Rolf just talked with the surgeon and Rudy will be back in his room in about 30 minutes.  He was able to “tie off” the duct and did some other things while he was in there…more detail on that later I’m sure.  Dr. Reemtsen said there is an 85% chance this will address the problem so our prayers continue that Rudy’s body will respond as it should!!!  Please pray for a quiet and comfortable night for Rudy and a safe trip home for Rolf later tonight.  Okay, (BIG sigh) the end of another day…I’m so grateful God’s mercies are new every morning!

I just got the call here at home from Rolf in the surgery waiting room that Rudy went into the OR at 5pm.  There was some delay in getting him to the OR as the attending CTICU doctor couldn’t release Rudy until they got some numbers back from the lab but he’s there now…Dr Reemtsen’s part will be done in 30 minutes, Rolf will probably see him in about 90 minutes and I’m pacing the kitchen floor at home in Santa Barbara.  It has been good for me to be home with the kids today doing school drop offs/pick ups, football practice transport and going on the Girl Scout Brownie field trip (taking cookies to the fire fighters!) but I must say it is agony not being with Rudy too.  I’ll head back to take my shift with Rudy tomorrow morning and stay until Friday most likely.  Please pray that this procedure will do what it is supposed to and that this will be the push Rudy needs to get past this “fluid” hurdle and positioned for some progress once he recovers from surgery.  Thank you…thank you!

It’s 9:40am here in sunny So Cal and the doctors just finished their morning rounds.  Although Rudy had a little hiccup around midnight when his saturation numbers went up and his blood pressure went down, they’ve decided to go ahead with the extubation.  Dr.
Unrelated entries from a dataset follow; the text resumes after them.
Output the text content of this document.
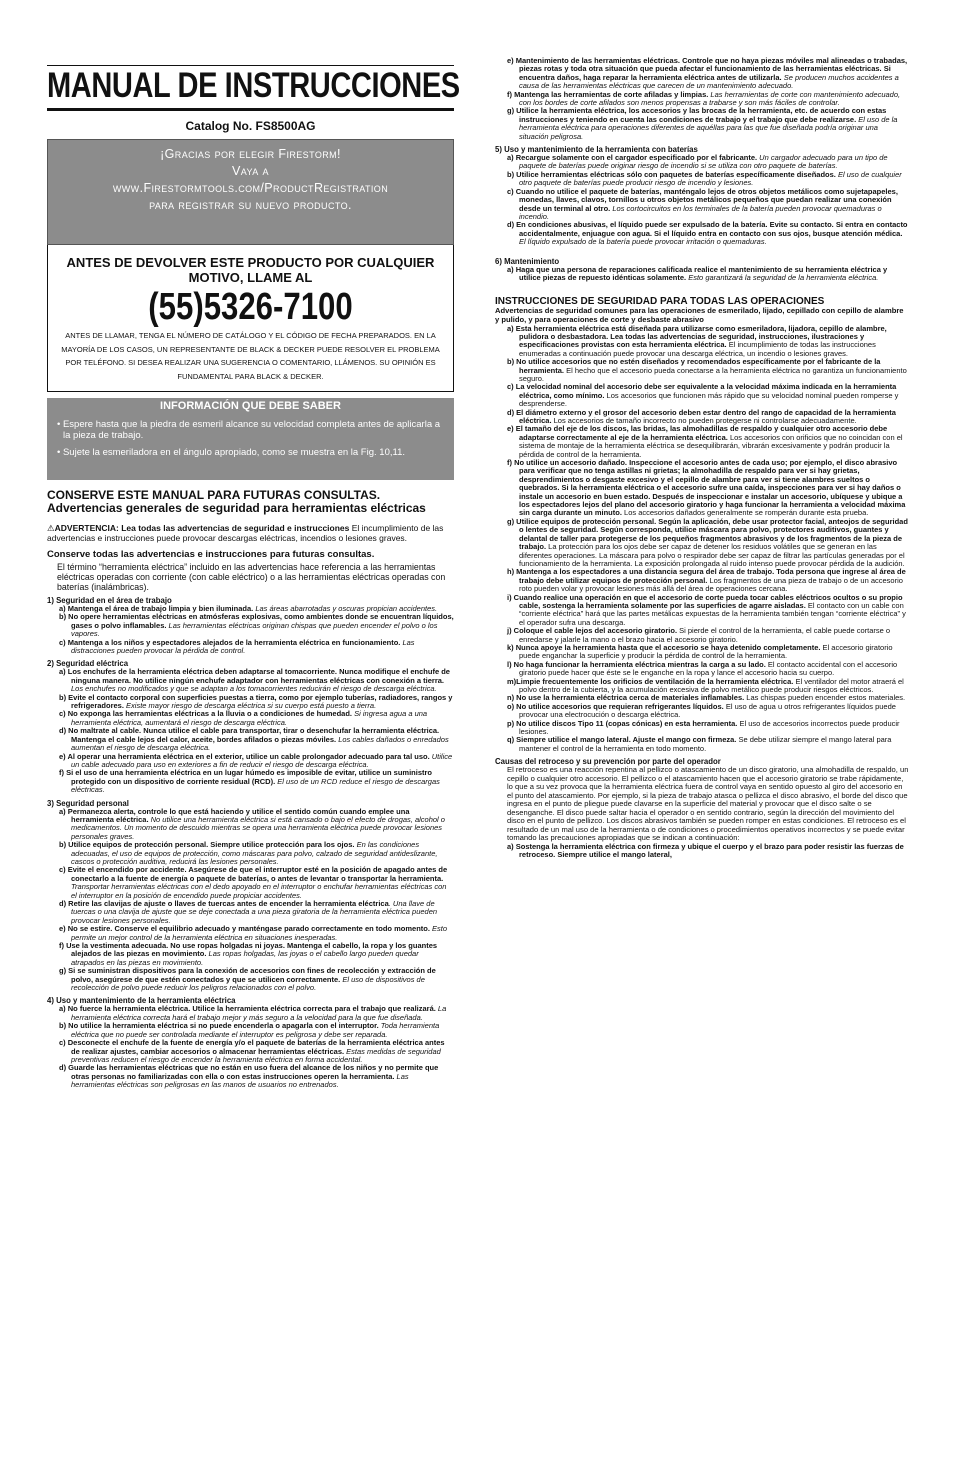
MANUAL DE INSTRUCCIONES
Catalog No. FS8500AG
¡Gracias por elegir Firestorm!
Vaya a
www.Firestormtools.com/ProductRegistration
para registrar su nuevo producto.
ANTES DE DEVOLVER ESTE PRODUCTO POR CUALQUIER MOTIVO, LLAME AL
(55)5326-7100
ANTES DE LLAMAR, TENGA EL NÚMERO DE CATÁLOGO Y EL CÓDIGO DE FECHA PREPARADOS. EN LA MAYORÍA DE LOS CASOS, UN REPRESENTANTE DE BLACK & DECKER PUEDE RESOLVER EL PROBLEMA POR TELÉFONO. SI DESEA REALIZAR UNA SUGERENCIA O COMENTARIO, LLÁMENOS. SU OPINIÓN ES FUNDAMENTAL PARA BLACK & DECKER.
INFORMACIÓN QUE DEBE SABER

• Espere hasta que la piedra de esmeril alcance su velocidad completa antes de aplicarla a la pieza de trabajo.

• Sujete la esmeriladora en el ángulo apropiado, como se muestra en la Fig. 10,11.

CONSERVE ESTE MANUAL PARA FUTURAS CONSULTAS.
Advertencias generales de seguridad para herramientas eléctricas
⚠ADVERTENCIA: Lea todas las advertencias de seguridad e instrucciones El incumplimiento de las advertencias e instrucciones puede provocar descargas eléctricas, incendios o lesiones graves.
Conserve todas las advertencias e instrucciones para futuras consultas.
El término “herramienta eléctrica” incluido en las advertencias hace referencia a las herramientas eléctricas operadas con corriente (con cable eléctrico) o a las herramientas eléctricas operadas con baterías (inalámbricas).
1) Seguridad en el área de trabajo
a) Mantenga el área de trabajo limpia y bien iluminada. Las áreas abarrotadas y oscuras propician accidentes.
b) No opere herramientas eléctricas en atmósferas explosivas, como ambientes donde se encuentran líquidos, gases o polvo inflamables. Las herramientas eléctricas originan chispas que pueden encender el polvo o los vapores.
c) Mantenga a los niños y espectadores alejados de la herramienta eléctrica en funcionamiento. Las distracciones pueden provocar la pérdida de control.
2) Seguridad eléctrica
a) Los enchufes de la herramienta eléctrica deben adaptarse al tomacorriente. Nunca modifique el enchufe de ninguna manera. No utilice ningún enchufe adaptador con herramientas eléctricas con conexión a tierra. Los enchufes no modificados y que se adaptan a los tomacorrientes reducirán el riesgo de descarga eléctrica.
b) Evite el contacto corporal con superficies puestas a tierra, como por ejemplo tuberías, radiadores, rangos y refrigeradores. Existe mayor riesgo de descarga eléctrica si su cuerpo está puesto a tierra.
c) No exponga las herramientas eléctricas a la lluvia o a condiciones de humedad. Si ingresa agua a una herramienta eléctrica, aumentará el riesgo de descarga eléctrica.
d) No maltrate al cable. Nunca utilice el cable para transportar, tirar o desenchufar la herramienta eléctrica. Mantenga el cable lejos del calor, aceite, bordes afilados o piezas móviles. Los cables dañados o enredados aumentan el riesgo de descarga eléctrica.
e) Al operar una herramienta eléctrica en el exterior, utilice un cable prolongador adecuado para tal uso. Utilice un cable adecuado para uso en exteriores a fin de reducir el riesgo de descarga eléctrica.
f) Si el uso de una herramienta eléctrica en un lugar húmedo es imposible de evitar, utilice un suministro protegido con un dispositivo de corriente residual (RCD). El uso de un RCD reduce el riesgo de descargas eléctricas.
3) Seguridad personal
a) Permanezca alerta, controle lo que está haciendo y utilice el sentido común cuando emplee una herramienta eléctrica. No utilice una herramienta eléctrica si está cansado o bajo el efecto de drogas, alcohol o medicamentos. Un momento de descuido mientras se opera una herramienta eléctrica puede provocar lesiones personales graves.
b) Utilice equipos de protección personal. Siempre utilice protección para los ojos. En las condiciones adecuadas, el uso de equipos de protección, como máscaras para polvo, calzado de seguridad antideslizante, cascos o protección auditiva, reducirá las lesiones personales.
c) Evite el encendido por accidente. Asegúrese de que el interruptor esté en la posición de apagado antes de conectarlo a la fuente de energía o paquete de baterías, o antes de levantar o transportar la herramienta. Transportar herramientas eléctricas con el dedo apoyado en el interruptor o enchufar herramientas eléctricas con el interruptor en la posición de encendido puede propiciar accidentes.
d) Retire las clavijas de ajuste o llaves de tuercas antes de encender la herramienta eléctrica. Una llave de tuercas o una clavija de ajuste que se deje conectada a una pieza giratoria de la herramienta eléctrica pueden provocar lesiones personales.
e) No se estire. Conserve el equilibrio adecuado y manténgase parado correctamente en todo momento. Esto permite un mejor control de la herramienta eléctrica en situaciones inesperadas.
f) Use la vestimenta adecuada. No use ropas holgadas ni joyas. Mantenga el cabello, la ropa y los guantes alejados de las piezas en movimiento. Las ropas holgadas, las joyas o el cabello largo pueden quedar atrapados en las piezas en movimiento.
g) Si se suministran dispositivos para la conexión de accesorios con fines de recolección y extracción de polvo, asegúrese de que estén conectados y que se utilicen correctamente. El uso de dispositivos de recolección de polvo puede reducir los peligros relacionados con el polvo.
4) Uso y mantenimiento de la herramienta eléctrica
a) No fuerce la herramienta eléctrica. Utilice la herramienta eléctrica correcta para el trabajo que realizará. La herramienta eléctrica correcta hará el trabajo mejor y más seguro a la velocidad para la que fue diseñada.
b) No utilice la herramienta eléctrica si no puede encenderla o apagarla con el interruptor. Toda herramienta eléctrica que no puede ser controlada mediante el interruptor es peligrosa y debe ser reparada.
c) Desconecte el enchufe de la fuente de energía y/o el paquete de baterías de la herramienta eléctrica antes de realizar ajustes, cambiar accesorios o almacenar herramientas eléctricas. Estas medidas de seguridad preventivas reducen el riesgo de encender la herramienta eléctrica en forma accidental.
d) Guarde las herramientas eléctricas que no están en uso fuera del alcance de los niños y no permite que otras personas no familiarizadas con ella o con estas instrucciones operen la herramienta. Las herramientas eléctricas son peligrosas en las manos de usuarios no entrenados.
e) Mantenimiento de las herramientas eléctricas. Controle que no haya piezas móviles mal alineadas o trabadas, piezas rotas y toda otra situación que pueda afectar el funcionamiento de las herramientas eléctricas. Si encuentra daños, haga reparar la herramienta eléctrica antes de utilizarla. Se producen muchos accidentes a causa de las herramientas eléctricas que carecen de un mantenimiento adecuado.
f) Mantenga las herramientas de corte afiladas y limpias. Las herramientas de corte con mantenimiento adecuado, con los bordes de corte afilados son menos propensas a trabarse y son más fáciles de controlar.
g) Utilice la herramienta eléctrica, los accesorios y las brocas de la herramienta, etc. de acuerdo con estas instrucciones y teniendo en cuenta las condiciones de trabajo y el trabajo que debe realizarse. El uso de la herramienta eléctrica para operaciones diferentes de aquéllas para las que fue diseñada podría originar una situación peligrosa.
5) Uso y mantenimiento de la herramienta con baterías
a) Recargue solamente con el cargador especificado por el fabricante. Un cargador adecuado para un tipo de paquete de baterías puede originar riesgo de incendio si se utiliza con otro paquete de baterías.
b) Utilice herramientas eléctricas sólo con paquetes de baterías específicamente diseñados. El uso de cualquier otro paquete de baterías puede producir riesgo de incendio y lesiones.
c) Cuando no utilice el paquete de baterías, manténgalo lejos de otros objetos metálicos como sujetapapeles, monedas, llaves, clavos, tornillos u otros objetos metálicos pequeños que puedan realizar una conexión desde un terminal al otro. Los cortocircuitos en los terminales de la batería pueden provocar quemaduras o incendio.
d) En condiciones abusivas, el líquido puede ser expulsado de la batería. Evite su contacto. Si entra en contacto accidentalmente, enjuague con agua. Si el líquido entra en contacto con sus ojos, busque atención médica. El líquido expulsado de la batería puede provocar irritación o quemaduras.
6) Mantenimiento
a) Haga que una persona de reparaciones calificada realice el mantenimiento de su herramienta eléctrica y utilice piezas de repuesto idénticas solamente. Esto garantizará la seguridad de la herramienta eléctrica.
INSTRUCCIONES DE SEGURIDAD PARA TODAS LAS OPERACIONES
Advertencias de seguridad comunes para las operaciones de esmerilado, lijado, cepillado con cepillo de alambre y pulido, y para operaciones de corte y desbaste abrasivo
a) Esta herramienta eléctrica está diseñada para utilizarse como esmeriladora, lijadora, cepillo de alambre, pulidora o desbastadora. Lea todas las advertencias de seguridad, instrucciones, ilustraciones y especificaciones provistas con esta herramienta eléctrica. El incumplimiento de todas las instrucciones enumeradas a continuación puede provocar una descarga eléctrica, un incendio o lesiones graves.
b) No utilice accesorios que no estén diseñados y recomendados específicamente por el fabricante de la herramienta. El hecho que el accesorio pueda conectarse a la herramienta eléctrica no garantiza un funcionamiento seguro.
c) La velocidad nominal del accesorio debe ser equivalente a la velocidad máxima indicada en la herramienta eléctrica, como mínimo. Los accesorios que funcionen más rápido que su velocidad nominal pueden romperse y desprenderse.
d) El diámetro externo y el grosor del accesorio deben estar dentro del rango de capacidad de la herramienta eléctrica. Los accesorios de tamaño incorrecto no pueden protegerse ni controlarse adecuadamente.
e) El tamaño del eje de los discos, las bridas, las almohadillas de respaldo y cualquier otro accesorio debe adaptarse correctamente al eje de la herramienta eléctrica. Los accesorios con orificios que no coincidan con el sistema de montaje de la herramienta eléctrica se desequilibrarán, vibrarán excesivamente y podrán producir la pérdida de control de la herramienta.
f) No utilice un accesorio dañado. Inspeccione el accesorio antes de cada uso; por ejemplo, el disco abrasivo para verificar que no tenga astillas ni grietas; la almohadilla de respaldo para ver si hay grietas, desprendimientos o desgaste excesivo y el cepillo de alambre para ver si tiene alambres sueltos o quebrados. Si la herramienta eléctrica o el accesorio sufre una caída, inspecciones para ver si hay daños o instale un accesorio en buen estado. Después de inspeccionar e instalar un accesorio, ubíquese y ubique a los espectadores lejos del plano del accesorio giratorio y haga funcionar la herramienta a velocidad máxima sin carga durante un minuto. Los accesorios dañados generalmente se romperán durante esta prueba.
g) Utilice equipos de protección personal. Según la aplicación, debe usar protector facial, anteojos de seguridad o lentes de seguridad. Según corresponda, utilice máscara para polvo, protectores auditivos, guantes y delantal de taller para protegerse de los pequeños fragmentos abrasivos y de los fragmentos de la pieza de trabajo. La protección para los ojos debe ser capaz de detener los residuos volátiles que se generan en las diferentes operaciones. La máscara para polvo o respirador debe ser capaz de filtrar las partículas generadas por el funcionamiento de la herramienta. La exposición prolongada al ruido intenso puede provocar pérdida de la audición.
h) Mantenga a los espectadores a una distancia segura del área de trabajo. Toda persona que ingrese al área de trabajo debe utilizar equipos de protección personal. Los fragmentos de una pieza de trabajo o de un accesorio roto pueden volar y provocar lesiones más allá del área de operaciones cercana.
i) Cuando realice una operación en que el accesorio de corte pueda tocar cables eléctricos ocultos o su propio cable, sostenga la herramienta solamente por las superficies de agarre aisladas. El contacto con un cable con “corriente eléctrica” hará que las partes metálicas expuestas de la herramienta también tengan “corriente eléctrica” y el operador sufra una descarga.
j) Coloque el cable lejos del accesorio giratorio. Si pierde el control de la herramienta, el cable puede cortarse o enredarse y jalarle la mano o el brazo hacia el accesorio giratorio.
k) Nunca apoye la herramienta hasta que el accesorio se haya detenido completamente. El accesorio giratorio puede enganchar la superficie y producir la pérdida de control de la herramienta.
l) No haga funcionar la herramienta eléctrica mientras la carga a su lado. El contacto accidental con el accesorio giratorio puede hacer que éste se le enganche en la ropa y lance el accesorio hacia su cuerpo.
m)Limpie frecuentemente los orificios de ventilación de la herramienta eléctrica. El ventilador del motor atraerá el polvo dentro de la cubierta, y la acumulación excesiva de polvo metálico puede producir riesgos eléctricos.
n) No use la herramienta eléctrica cerca de materiales inflamables. Las chispas pueden encender estos materiales.
o) No utilice accesorios que requieran refrigerantes líquidos. El uso de agua u otros refrigerantes líquidos puede provocar una electrocución o descarga eléctrica.
p) No utilice discos Tipo 11 (copas cónicas) en esta herramienta. El uso de accesorios incorrectos puede producir lesiones.
q) Siempre utilice el mango lateral. Ajuste el mango con firmeza. Se debe utilizar siempre el mango lateral para mantener el control de la herramienta en todo momento.
Causas del retroceso y su prevención por parte del operador
El retroceso es una reacción repentina al pellizco o atascamiento de un disco giratorio, una almohadilla de respaldo, un cepillo o cualquier otro accesorio. El pellizco o el atascamiento hacen que el accesorio giratorio se trabe rápidamente, lo que a su vez provoca que la herramienta eléctrica fuera de control vaya en sentido opuesto al giro del accesorio en el punto del atascamiento. Por ejemplo, si la pieza de trabajo atasca o pellizca el disco abrasivo, el borde del disco que ingresa en el punto de pliegue puede clavarse en la superficie del material y provocar que el disco salte o se desenganche. El disco puede saltar hacia el operador o en sentido contrario, según la dirección del movimiento del disco en el punto de pellizco. Los discos abrasivos también se pueden romper en estas condiciones. El retroceso es el resultado de un mal uso de la herramienta o de condiciones o procedimientos operativos incorrectos y se puede evitar tomando las precauciones apropiadas que se indican a continuación:
a) Sostenga la herramienta eléctrica con firmeza y ubique el cuerpo y el brazo para poder resistir las fuerzas de retroceso. Siempre utilice el mango lateral,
Rick feels Rudy has a 60% chance of success but they really don’t know until they try.  Nurse Rosella just came in to get him positioned!  Poor thing, he has no idea what’s going to happen…Rolf and I are pacing the floor for him.  We’ll keep you posted….

There are a handful of families we’ve met since we’ve been in the CTICU that have become very special to us…Ceasar’s family is one of them.  Rolf and I have been wanting to introduce you to them through our blog and we will post a longer introduction later but for now will you pray for Cesar today as he is undergoing a second heart transplant as I write?  The news that they had a match came late last night and Cesar was taken down for prep around 3am!  We’ve watched this courageous family wait patiently for a heart for their 15 year old son since we met them a few weeks ago.  It took my breath away when Cesar’s mom came to Rudy’s room last night and told me they had a heart!  It will be a long day for this precious family.  Please pray the surgery is successful and that this heart is a perfect match for Cesar…I also can’t help but think of the family of the unknown donor…I pray God’s covering over them as well…Bless them!!!